Senate President Chuck Morse, a Salem Republican who co-sponsored a last year’s casino bill with D’Allesandro, said in an email that he remains “confident” the governor and House can agree on a proposal that will also clear the Senate. “Last session, the Senate demonstrated its willingness to pass a well-written expanded gaming bill in order to create jobs and provide a new, nontax revenue source to meet some of our state’s pressing needs,” he said. “I look forward to reviewing the report of the Gaming Regulatory Oversight Authority as well as any legislative proposals that stem from that document.”
Millennium Gaming, based in Las Vegas, has been the most public about its interest in developing a resort-style casino at Rockingham Park in Salem.

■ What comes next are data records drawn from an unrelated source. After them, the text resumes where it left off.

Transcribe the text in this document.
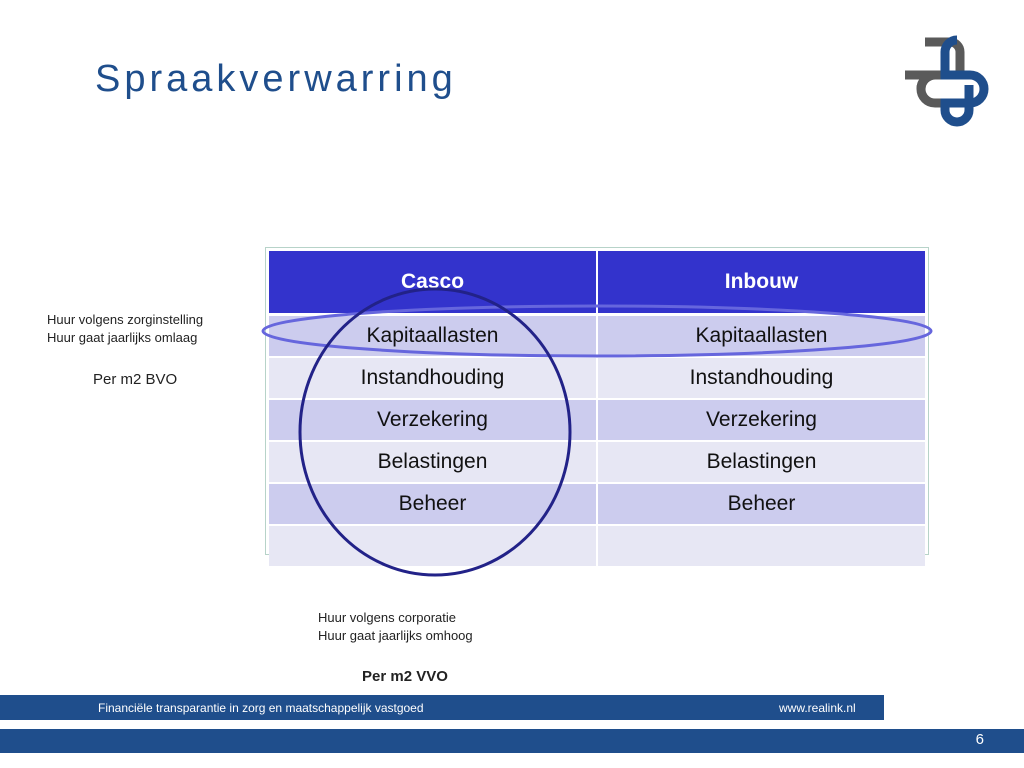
Spraakverwarring
Huur volgens zorginstelling
Huur gaat jaarlijks omlaag
Per m2 BVO
Casco	Inbouw
Kapitaallasten	Kapitaallasten
Instandhouding	Instandhouding
Verzekering	Verzekering
Belastingen	Belastingen
Beheer	Beheer

Huur volgens corporatie
Huur gaat jaarlijks omhoog
Per m2 VVO
Financiële transparantie in zorg en maatschappelijk vastgoed	www.realink.nl
6
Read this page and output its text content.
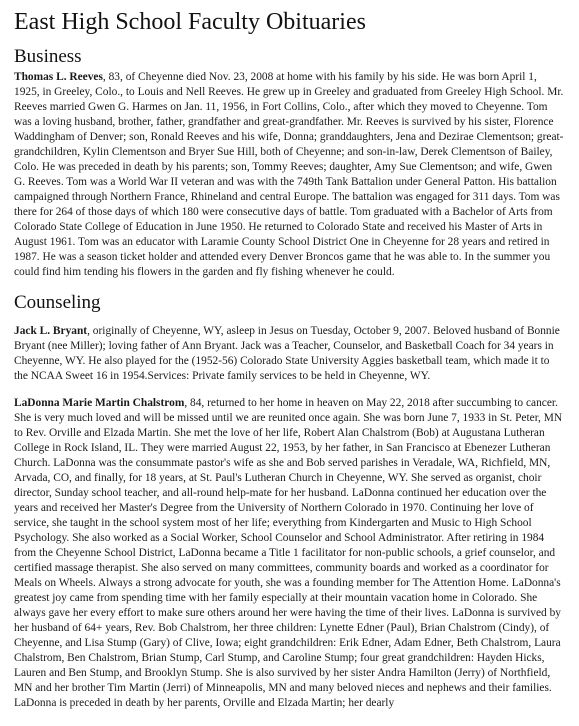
East High School Faculty Obituaries
Business

Thomas L. Reeves, 83, of Cheyenne died Nov. 23, 2008 at home with his family by his side. He was born April 1, 1925, in Greeley, Colo., to Louis and Nell Reeves. He grew up in Greeley and graduated from Greeley High School. Mr. Reeves married Gwen G. Harmes on Jan. 11, 1956, in Fort Collins, Colo., after which they moved to Cheyenne. Tom was a loving husband, brother, father, grandfather and great-grandfather. Mr. Reeves is survived by his sister, Florence Waddingham of Denver; son, Ronald Reeves and his wife, Donna; granddaughters, Jena and Dezirae Clementson; great-grandchildren, Kylin Clementson and Bryer Sue Hill, both of Cheyenne; and son-in-law, Derek Clementson of Bailey, Colo. He was preceded in death by his parents; son, Tommy Reeves; daughter, Amy Sue Clementson; and wife, Gwen G. Reeves. Tom was a World War II veteran and was with the 749th Tank Battalion under General Patton. His battalion campaigned through Northern France, Rhineland and central Europe. The battalion was engaged for 311 days. Tom was there for 264 of those days of which 180 were consecutive days of battle. Tom graduated with a Bachelor of Arts from Colorado State College of Education in June 1950. He returned to Colorado State and received his Master of Arts in August 1961. Tom was an educator with Laramie County School District One in Cheyenne for 28 years and retired in 1987. He was a season ticket holder and attended every Denver Broncos game that he was able to. In the summer you could find him tending his flowers in the garden and fly fishing whenever he could.

Counseling

Jack L. Bryant, originally of Cheyenne, WY, asleep in Jesus on Tuesday, October 9, 2007. Beloved husband of Bonnie Bryant (nee Miller); loving father of Ann Bryant. Jack was a Teacher, Counselor, and Basketball Coach for 34 years in Cheyenne, WY. He also played for the (1952-56) Colorado State University Aggies basketball team, which made it to the NCAA Sweet 16 in 1954.Services: Private family services to be held in Cheyenne, WY.

LaDonna Marie Martin Chalstrom, 84, returned to her home in heaven on May 22, 2018 after succumbing to cancer. She is very much loved and will be missed until we are reunited once again. She was born June 7, 1933 in St. Peter, MN to Rev. Orville and Elzada Martin. She met the love of her life, Robert Alan Chalstrom (Bob) at Augustana Lutheran College in Rock Island, IL. They were married August 22, 1953, by her father, in San Francisco at Ebenezer Lutheran Church. LaDonna was the consummate pastor's wife as she and Bob served parishes in Veradale, WA, Richfield, MN, Arvada, CO, and finally, for 18 years, at St. Paul's Lutheran Church in Cheyenne, WY. She served as organist, choir director, Sunday school teacher, and all-round help-mate for her husband. LaDonna continued her education over the years and received her Master's Degree from the University of Northern Colorado in 1970. Continuing her love of service, she taught in the school system most of her life; everything from Kindergarten and Music to High School Psychology. She also worked as a Social Worker, School Counselor and School Administrator. After retiring in 1984 from the Cheyenne School District, LaDonna became a Title 1 facilitator for non-public schools, a grief counselor, and certified massage therapist. She also served on many committees, community boards and worked as a coordinator for Meals on Wheels. Always a strong advocate for youth, she was a founding member for The Attention Home. LaDonna's greatest joy came from spending time with her family especially at their mountain vacation home in Colorado. She always gave her every effort to make sure others around her were having the time of their lives. LaDonna is survived by her husband of 64+ years, Rev. Bob Chalstrom, her three children: Lynette Edner (Paul), Brian Chalstrom (Cindy), of Cheyenne, and Lisa Stump (Gary) of Clive, Iowa; eight grandchildren: Erik Edner, Adam Edner, Beth Chalstrom, Laura Chalstrom, Ben Chalstrom, Brian Stump, Carl Stump, and Caroline Stump; four great grandchildren: Hayden Hicks, Lauren and Ben Stump, and Brooklyn Stump. She is also survived by her sister Andra Hamilton (Jerry) of Northfield, MN and her brother Tim Martin (Jerri) of Minneapolis, MN and many beloved nieces and nephews and their families. LaDonna is preceded in death by her parents, Orville and Elzada Martin; her dearly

Voters in Salem have overwhelmingly supported the idea.
Rich Killion, spokesman for Millennium Gaming, said in an email last week that his clients support the Legislature’s right to choose between the casino bills. He said Millennium Gaming remains committed to Rockingham Park and hopes the Gaming Regulatory Oversight Authority’s work helps inform the debate.
“It is our opinion that the work of the authority has provided New Hampshire perhaps the most informed basis ever in this country to move ahead with expanded gaming,” Killion wrote. “The authority worked carefully, deliberately and thoughtfully to craft a report that dealt definitively with the concerns historically raised by the Legislature in its consideration of this issue.”
There are already a few groups preparing to oppose all or most of those bills.
Last month, two anti-casino groups, Casino Free New Hampshire and the Granite State Coalition Against Expanded Gambling, held a news conference to kick off their renewed effort to oppose casino legislation.
The groups are led by former state senator Harold Janeway, a Webster Democrat, and Concord developer Steve Duprey, a Republican and former state party chairman.
And six of the eight full-time gaming parlors that host charitable gambling are collaborating to fight any threat to their business. Rick Newman, who represents the River Card Room in Milford, said he and the others will fight the authority’s bill because it doesn’t include space for charity games, and its efforts to enhance regulations on charitable gaming.
Newman said the owners of gaming parlors are particularly upset that the authority’s bill would require owners of those parlors to spend up to $50,000 for a background check before getting a license. That kind of expense would put them out of business, Newman said.